Henry Pete recognized an incredible opportunity — for himself, but especially for the community — when he accepted the role of Rogue Community College’s first president in 1971.
“It is not often in a person’s career that he has the opportunity to participate from the beginning in building an institution that is going to have the impact on an area that this new college will have,” Pete said.
“The community college movement is the fastest-growing movement in American education today. And for good reason. It fills a real need in the life of a community by being flexible enough to meet the varied needs of the community.”
Though 50 years have passed since Pete spoke those words, RCC’s mission of providing quality learning opportunities and supporting the vitality of our communities still holds true. Pete’s optimism, confidence and commitment to excellence were instrumental in setting the college on a path to success that has spanned five decades.
“In retrospect,” said Rick Levine, who led the college as president from 1999 to 2004, “we recognize the many challenges President Pete faced as the leader of a new college. He had to increase community support, find qualified administrators, provide leadership for identifying and developing programs and curriculum, and hiring staff.”
In May 1971, as RCC was about to open, Pete wrote to the staff of the fledging college, “It’s going to be an exciting venture, and we have every reason to believe that things are falling into place and going to continue to do so.”
His optimism was confirmed with success. Despite state officials predicting that the college could not enroll more than 300 full time equivalent students (FTE) the first year, RCC opened its doors to 460 FTE.
Years later, Pete recalled that first day. Dignitaries gathered on a knoll between the gym and Redwood Highway. Proclamations from the governor were read; city and county officials spoke, and then Board Chair Bob Rust proclaimed the college open for business. What was once the Job Corps campus was now Rogue Community College.

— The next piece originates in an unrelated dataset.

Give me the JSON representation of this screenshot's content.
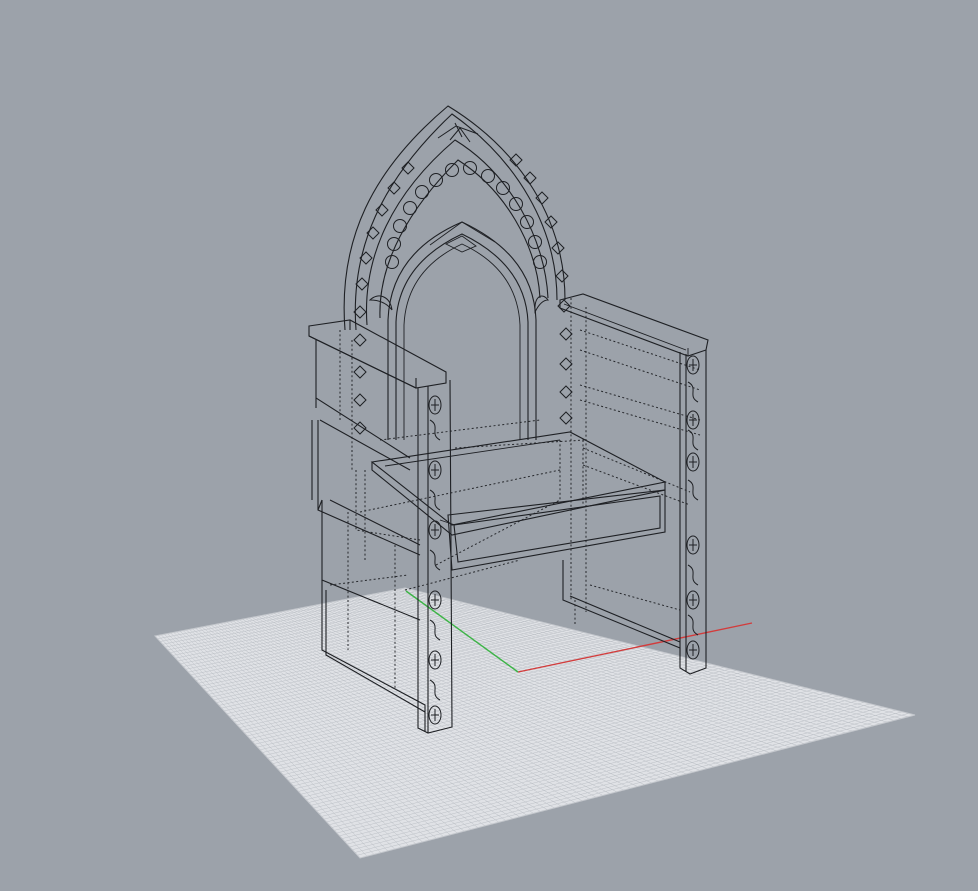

Pete channeled the “bootstrap” pioneer spirit of staff, faculty and leadership to create success. The college grew quickly, adding many programs including forestry, automotive and transfer degrees. It was important to develop the right programs to fit the needs of Southern Oregon, but Pete believed there was something even more important to success: the down‐to‐earth friendly attitude of both staff and students.
In 1980, Pete decided to retire. “Over the next several years, we realized what a gift his kind and gentle leadership had been,” Levine recalled. After retirement, Pete often visited the college to chat with the current president and staff. The RCC Board of Education presented him with an emeritus award for his RCC service in 1999.
Henry Oscar Pete passed away Dec. 19, 2015 in Wilsonville, Ore. He was 95 years old. Contributions to support college projects may be made to the Henry and Jane Pete Memorial Fund, c/o RCC Foundation, 3345 Redwood Hwy, Grants Pass, OR 97527.